29 September 2015

Seraphim Trio: Wind Farm Music Dedicated to Tony Abbott – a quodlibet for piano trio by Lyle Chan

Seraphim Trio
19 August 2015
45 Downstairs

Politically motivated music has been around forever - almost. Haydn’s Symphony # 45 (The Farewell, subtitled, ‘last one please blow out the candle’) is an early example; Patrick Ascione’s Guernica (1978) is much later. Some of it is seriously political, some of it is acerbic, some is comical and witty such as Haydn’s Symphony # 47 (The Palindrome). It’s just that the black-tie, po-faced milieu that is the norm for classical music today has, with one or two exceptions, killed the possibility of hearing ‘classical’ music with non-serious intent. Sometimes, though, a piece comes along that defies the respectful-attention expectation. Wind Farm Music Dedicated to Tony Abbott is a very contemporary example.

It was commissioned by Julian Burnside from Lyle Chan only a few months ago. Lyle’s piece is both political and witty. Its subtitle ‘a quodlibet for piano trio’ – from the Latin, ‘what pleases’ – describes the piece as a pastiche of quotes stitched together and sometimes in counterpoint (which makes those bits simultaneous quodlibets). It’s the quotes that give WFMDtTA its edge.

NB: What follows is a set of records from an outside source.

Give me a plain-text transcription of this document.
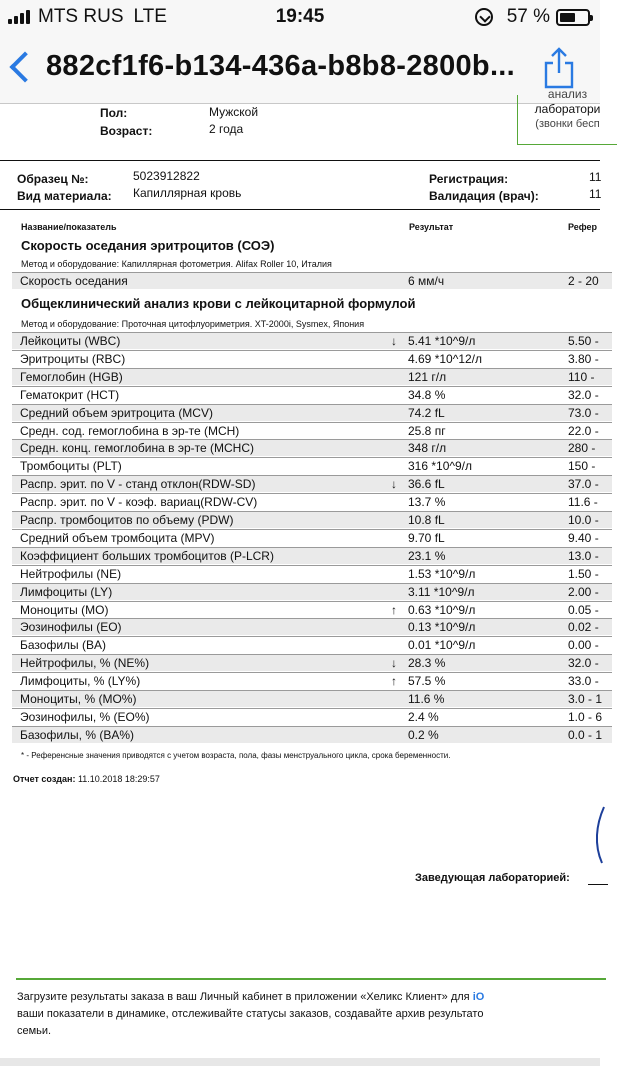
MTS RUS LTE	19:45	57 %
882cf1f6-b134-436a-b8b8-2800b...
Пол:	Мужской
Возраст:	2 года
анализ
лаборатори
(звонки бесп
Образец №:	5023912822
Вид материала: Капиллярная кровь
Регистрация:	11
Валидация (врач):	11
Название/показатель	Результат	Рефер
Скорость оседания эритроцитов (СОЭ)
Метод и оборудование: Капиллярная фотометрия. Alifax Roller 10, Италия
Скорость оседания	6 мм/ч	2 - 20
Общеклинический анализ крови с лейкоцитарной формулой
Метод и оборудование: Проточная цитофлуориметрия. XT-2000i, Sysmex, Япония
Лейкоциты (WBC)	↓ 5.41 *10^9/л	5.50 -
Эритроциты (RBC)	4.69 *10^12/л	3.80 -
Гемоглобин (HGB)	121 г/л	110 -
Гематокрит (HCT)	34.8 %	32.0 -
Средний объем эритроцита (MCV)	74.2 fL	73.0 -
Средн. сод. гемоглобина в эр-те (MCH)	25.8 пг	22.0 -
Средн. конц. гемоглобина в эр-те (MCHC)	348 г/л	280 -
Тромбоциты (PLT)	316 *10^9/л	150 -
Распр. эрит. по V - станд отклон(RDW-SD)	↓ 36.6 fL	37.0 -
Распр. эрит. по V - коэф. вариац(RDW-CV)	13.7 %	11.6 -
Распр. тромбоцитов по объему (PDW)	10.8 fL	10.0 -
Средний объем тромбоцита (MPV)	9.70 fL	9.40 -
Коэффициент больших тромбоцитов (P-LCR)	23.1 %	13.0 -
Нейтрофилы (NE)	1.53 *10^9/л	1.50 -
Лимфоциты (LY)	3.11 *10^9/л	2.00 -
Моноциты (MO)	↑ 0.63 *10^9/л	0.05 -
Эозинофилы (EO)	0.13 *10^9/л	0.02 -
Базофилы (BA)	0.01 *10^9/л	0.00 -
Нейтрофилы, % (NE%)	↓ 28.3 %	32.0 -
Лимфоциты, % (LY%)	↑ 57.5 %	33.0 -
Моноциты, % (MO%)	11.6 %	3.0 - 1
Эозинофилы, % (EO%)	2.4 %	1.0 - 6
Базофилы, % (BA%)	0.2 %	0.0 - 1
* - Референсные значения приводятся с учетом возраста, пола, фазы менструального цикла, срока беременности.
Отчет создан: 11.10.2018 18:29:57
Заведующая лабораторией:
Загрузите результаты заказа в ваш Личный кабинет в приложении «Хеликс Клиент» для iO
ваши показатели в динамике, отслеживайте статусы заказов, создавайте архив результато
семьи.
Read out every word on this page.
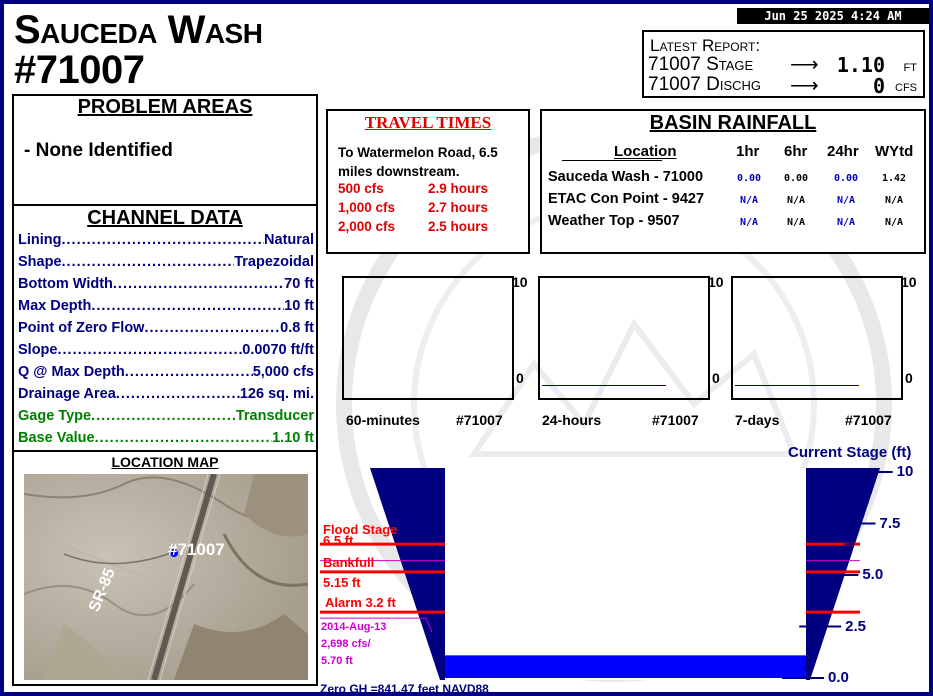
Sauceda Wash
#71007
Jun 25 2025 4:24 AM
Latest Report:
71007 Stage ⟶ 1.10 FT
71007 Dischg ⟶	0 CFS
PROBLEM AREAS
- None Identified
CHANNEL DATA
Lining .....	Natural
Shape .....	Trapezoidal
Bottom Width .....	70 ft
Max Depth .....	10 ft
Point of Zero Flow .....	0.8 ft
Slope .....	0.0070 ft/ft
Q @ Max Depth .....	5,000 cfs
Drainage Area .....	126 sq. mi.
Gage Type .....	Transducer
Base Value .....	1.10 ft
LOCATION MAP
#71007
SR-85
TRAVEL TIMES
To Watermelon Road, 6.5 miles downstream.
500 cfs	2.9 hours
1,000 cfs 2.7 hours
2,000 cfs 2.5 hours
BASIN RAINFALL
Location	1hr 6hr 24hr WYtd
Sauceda Wash - 71000	0.00	0.00	0.00	1.42
ETAC Con Point - 9427	N/A	N/A	N/A	N/A
Weather Top - 9507	N/A	N/A	N/A	N/A
10
0
60-minutes	#71007
10
0
24-hours	#71007
10
0
7-days	#71007
Current Stage (ft)
Flood Stage 6.5 ft
Bankfull
5.15 ft
Alarm 3.2 ft
2014-Aug-13
2,698 cfs/
5.70 ft
10
7.5
5.0
2.5
0.0
Zero GH =841.47 feet NAVD88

The piece is analogous to a political cartoon: brief, pithy, witty and multilayered. And like the best political cartoons it’s funny – laugh-out-loud funny.(Lyle told me it was ok to laugh.) As well, it has something serious to say. Picture a wheat famer ploughing. Snatches of ABCFM escape the cab of his tractor and head at the speed of sound (340.29m/s) into the atmosphere. Bits of music hit the blades of a wind turbine. They’re reflected in all directions from the blades. (It’s quite safe. It’s well above the frequency of infrasound.) It is these reflected quotes – there are 17 – that form Lyle’s quodlibet.

Seraphim found all of that: the quotes, the wit, the edge. We’ve come to expect all of that from a sharpish lot who are not afraid of something that’s new or breaks tradition.

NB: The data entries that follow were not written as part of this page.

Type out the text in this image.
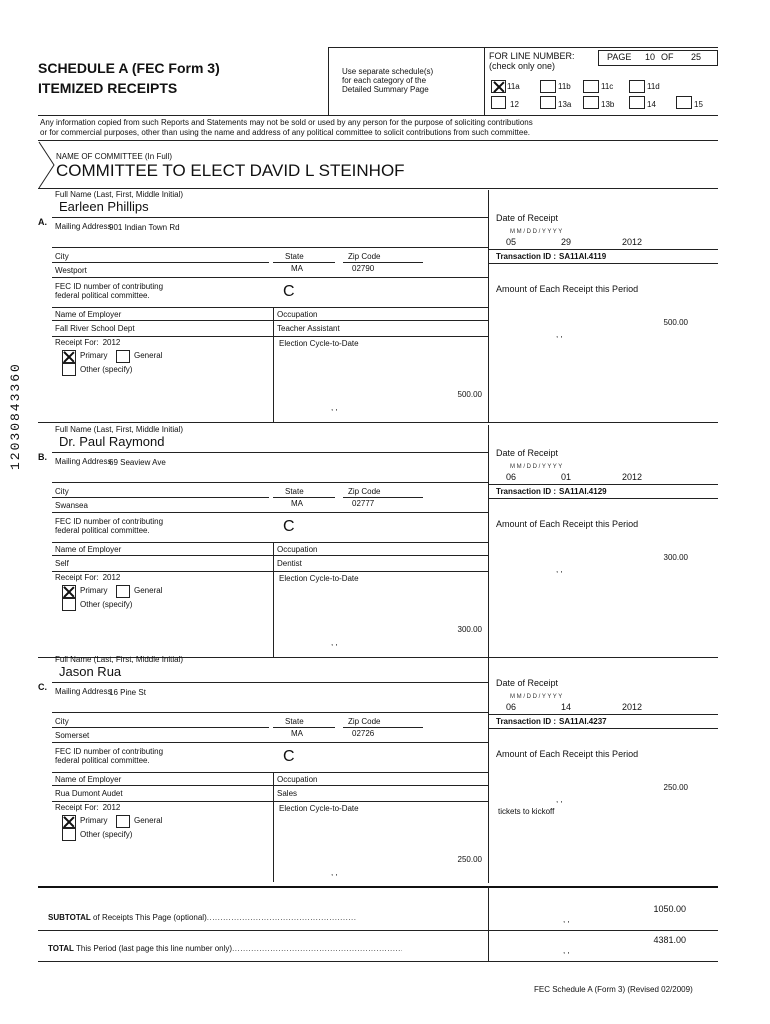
12030843360
SCHEDULE A (FEC Form 3)
ITEMIZED RECEIPTS
Use separate schedule(s)
for each category of the
Detailed Summary Page
FOR LINE NUMBER:
(check only one)
PAGE 10 OF 25
11a	11b	11c	11d
12	13a	13b	14	15
Any information copied from such Reports and Statements may not be sold or used by any person for the purpose of soliciting contributions
or for commercial purposes, other than using the name and address of any political committee to solicit contributions from such committee.
NAME OF COMMITTEE (In Full)
COMMITTEE TO ELECT DAVID L STEINHOF
A.
Full Name (Last, First, Middle Initial)
Earleen Phillips
Mailing Address
901 Indian Town Rd
City	State	Zip Code
Westport	MA	02790
FEC ID number of contributing
federal political committee.	C
Name of Employer	Occupation
Fall River School Dept	Teacher Assistant
Receipt For: 2012
Primary	General
Other (specify)
Election Cycle-to-Date
, ,
500.00
Date of Receipt
M M / D D / Y Y Y Y
05	29	2012
Transaction ID : SA11AI.4119
Amount of Each Receipt this Period
, ,
500.00
B.
Full Name (Last, First, Middle Initial)
Dr. Paul Raymond
Mailing Address
69 Seaview Ave
City	State	Zip Code
Swansea	MA	02777
FEC ID number of contributing
federal political committee.	C
Name of Employer	Occupation
Self	Dentist
Receipt For: 2012
Primary	General
Other (specify)
Election Cycle-to-Date
, ,
300.00
Date of Receipt
M M / D D / Y Y Y Y
06	01	2012
Transaction ID : SA11AI.4129
Amount of Each Receipt this Period
, ,
300.00
C.
Full Name (Last, First, Middle Initial)
Jason Rua
Mailing Address
16 Pine St
City	State	Zip Code
Somerset	MA	02726
FEC ID number of contributing
federal political committee.	C
Name of Employer	Occupation
Rua Dumont Audet	Sales
Receipt For: 2012
Primary	General
Other (specify)
Election Cycle-to-Date
, ,
250.00
Date of Receipt
M M / D D / Y Y Y Y
06	14	2012
Transaction ID : SA11AI.4237
Amount of Each Receipt this Period
, ,
250.00
tickets to kickoff
SUBTOTAL of Receipts This Page (optional) .....	, ,
1050.00
TOTAL This Period (last page this line number only) .....	, ,
4381.00
FEC Schedule A (Form 3) (Revised 02/2009)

Like artworks built from found objects, most musical pastiches don’t work. You can see the lines of Tarzan’s Grip, yellowing with age. This piece is a major exception. It’s seamless.

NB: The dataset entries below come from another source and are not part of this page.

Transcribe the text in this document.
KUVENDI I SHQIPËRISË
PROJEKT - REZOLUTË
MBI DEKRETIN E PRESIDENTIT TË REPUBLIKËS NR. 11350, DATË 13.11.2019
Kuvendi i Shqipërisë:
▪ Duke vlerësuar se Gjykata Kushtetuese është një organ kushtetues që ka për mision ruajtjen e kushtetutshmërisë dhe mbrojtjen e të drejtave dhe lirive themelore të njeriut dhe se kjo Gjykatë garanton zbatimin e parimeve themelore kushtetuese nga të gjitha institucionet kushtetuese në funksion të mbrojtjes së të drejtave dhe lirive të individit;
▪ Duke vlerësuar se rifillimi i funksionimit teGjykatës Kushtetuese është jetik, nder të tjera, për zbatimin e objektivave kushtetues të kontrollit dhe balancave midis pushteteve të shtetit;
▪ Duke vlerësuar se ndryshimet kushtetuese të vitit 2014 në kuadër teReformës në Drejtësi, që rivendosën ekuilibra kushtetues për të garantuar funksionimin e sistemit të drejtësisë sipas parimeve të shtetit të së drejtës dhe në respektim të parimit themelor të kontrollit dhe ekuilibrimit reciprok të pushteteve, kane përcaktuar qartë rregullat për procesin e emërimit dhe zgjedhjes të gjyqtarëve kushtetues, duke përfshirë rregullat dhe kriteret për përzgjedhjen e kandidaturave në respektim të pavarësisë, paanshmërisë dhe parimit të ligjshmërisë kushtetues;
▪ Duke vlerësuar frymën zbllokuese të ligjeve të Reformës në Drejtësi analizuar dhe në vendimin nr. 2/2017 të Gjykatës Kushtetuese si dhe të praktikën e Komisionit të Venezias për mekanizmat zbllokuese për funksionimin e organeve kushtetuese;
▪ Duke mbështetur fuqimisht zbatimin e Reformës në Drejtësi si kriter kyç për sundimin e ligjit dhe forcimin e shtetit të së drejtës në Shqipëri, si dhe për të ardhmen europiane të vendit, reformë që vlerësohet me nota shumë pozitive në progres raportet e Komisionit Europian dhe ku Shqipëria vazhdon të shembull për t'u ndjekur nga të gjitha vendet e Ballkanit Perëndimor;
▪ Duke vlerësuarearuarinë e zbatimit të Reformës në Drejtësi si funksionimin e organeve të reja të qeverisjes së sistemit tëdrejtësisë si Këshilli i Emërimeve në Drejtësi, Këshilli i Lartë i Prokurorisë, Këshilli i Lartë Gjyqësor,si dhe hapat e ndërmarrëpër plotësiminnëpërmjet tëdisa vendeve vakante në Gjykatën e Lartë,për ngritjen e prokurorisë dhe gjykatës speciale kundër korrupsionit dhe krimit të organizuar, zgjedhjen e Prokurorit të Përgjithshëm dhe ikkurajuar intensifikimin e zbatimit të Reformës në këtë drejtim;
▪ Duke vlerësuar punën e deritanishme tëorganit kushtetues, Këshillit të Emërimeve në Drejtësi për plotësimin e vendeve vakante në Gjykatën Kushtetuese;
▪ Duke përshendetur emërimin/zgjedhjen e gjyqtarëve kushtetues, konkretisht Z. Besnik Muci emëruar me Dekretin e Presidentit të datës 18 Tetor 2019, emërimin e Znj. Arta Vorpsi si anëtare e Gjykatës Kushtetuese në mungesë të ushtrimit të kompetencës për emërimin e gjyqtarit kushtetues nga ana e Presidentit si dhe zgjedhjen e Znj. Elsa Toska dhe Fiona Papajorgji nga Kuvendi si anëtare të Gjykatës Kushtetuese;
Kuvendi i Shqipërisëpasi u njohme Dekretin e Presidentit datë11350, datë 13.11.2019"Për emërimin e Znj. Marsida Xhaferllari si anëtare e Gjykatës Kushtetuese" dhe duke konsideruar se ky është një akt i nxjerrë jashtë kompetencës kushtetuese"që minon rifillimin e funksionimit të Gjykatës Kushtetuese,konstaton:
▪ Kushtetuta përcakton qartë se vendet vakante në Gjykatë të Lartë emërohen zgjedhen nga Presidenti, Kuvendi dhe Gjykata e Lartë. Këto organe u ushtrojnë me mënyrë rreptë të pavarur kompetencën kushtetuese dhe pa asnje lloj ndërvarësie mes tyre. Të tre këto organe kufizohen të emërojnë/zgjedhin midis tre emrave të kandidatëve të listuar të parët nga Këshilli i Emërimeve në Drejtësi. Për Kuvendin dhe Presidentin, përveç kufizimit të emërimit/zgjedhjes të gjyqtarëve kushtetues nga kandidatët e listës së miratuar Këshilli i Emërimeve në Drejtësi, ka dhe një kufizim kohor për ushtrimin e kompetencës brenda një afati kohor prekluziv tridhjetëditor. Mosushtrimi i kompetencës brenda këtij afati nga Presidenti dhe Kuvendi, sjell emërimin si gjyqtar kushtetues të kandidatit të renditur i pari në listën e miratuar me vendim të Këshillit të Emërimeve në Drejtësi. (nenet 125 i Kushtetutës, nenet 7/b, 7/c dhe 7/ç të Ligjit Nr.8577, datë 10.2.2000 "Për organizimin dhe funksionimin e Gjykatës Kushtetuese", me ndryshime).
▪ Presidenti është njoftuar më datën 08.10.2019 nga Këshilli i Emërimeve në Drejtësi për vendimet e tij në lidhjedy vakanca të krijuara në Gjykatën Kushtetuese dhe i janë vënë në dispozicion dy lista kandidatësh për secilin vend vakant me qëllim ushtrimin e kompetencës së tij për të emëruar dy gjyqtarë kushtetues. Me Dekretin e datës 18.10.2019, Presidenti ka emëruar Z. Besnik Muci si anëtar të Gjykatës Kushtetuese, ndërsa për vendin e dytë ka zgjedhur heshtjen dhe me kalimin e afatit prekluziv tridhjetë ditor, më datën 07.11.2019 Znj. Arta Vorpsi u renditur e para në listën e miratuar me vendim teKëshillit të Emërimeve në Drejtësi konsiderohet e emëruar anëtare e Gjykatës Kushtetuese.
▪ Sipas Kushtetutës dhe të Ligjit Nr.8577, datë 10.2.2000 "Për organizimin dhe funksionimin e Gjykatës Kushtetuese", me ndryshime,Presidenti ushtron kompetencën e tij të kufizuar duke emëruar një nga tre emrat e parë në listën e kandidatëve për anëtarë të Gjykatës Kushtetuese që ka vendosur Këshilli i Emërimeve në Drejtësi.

Something fishy about this quote

I have a theory – triggered by a Burnside comment about Beethoven IX at the first performance – that Lyle’s piece is subtly about freedom. The text in the choral movement is freude – joy. It can, Burnside suggested, be reasonably be rendered freiheit – freedom. Likewise, some of the other quotes from William Tell, The Marriage of Figaro, The Trout … And like all good conspiracy theories this one depends on selected evidence and is completely untestable.

Seraphim Trio seems to be doing more than any other Melbourne chamber group to get ‘classical’ (whatever that may be) music to a broad audience. That day (19 August 2015) the Trio staged three pop-up concerts/performances/recitals/events/launches (delete several at will) in a little theatre, a Melbourne library and a city museum then took off for Adelaide to stage a Beethoven Festival in the SA State Library.

This launch was at 45 (halfway) Downstairs. The little gallery – the performance space – had pieces of framed art on the wall. All were handwritten musings about climate change. Wind farms; climate change; now ex-PM Abbott; political music; perhaps there is hope for humans yet.

Later in the day Seraphim played Lyle's quodlibet at the State Library of Victoria but this time with a real - as opposed to a plastic - piano.


and here's Lyle's program note about the piece:

http://www.lylechan.com/compositions/wind-farm-music-dedicated-to-tony-abbott/

The ABC might record it - as a piece of Australian political history ... perhaps ... one day.

Fairfax certainly has it on record:
 http://www.theage.com.au/entertainment/music/julian-burnside-commissions-classical-ode-to-wind-farms-as-rebuke-to-tony-abbott-20150819-gj2kf0.html

*****

And it worked.
Lyle 'received numerous gleeful messages' to that effect on execution day. It was, it is, a piece for it's time.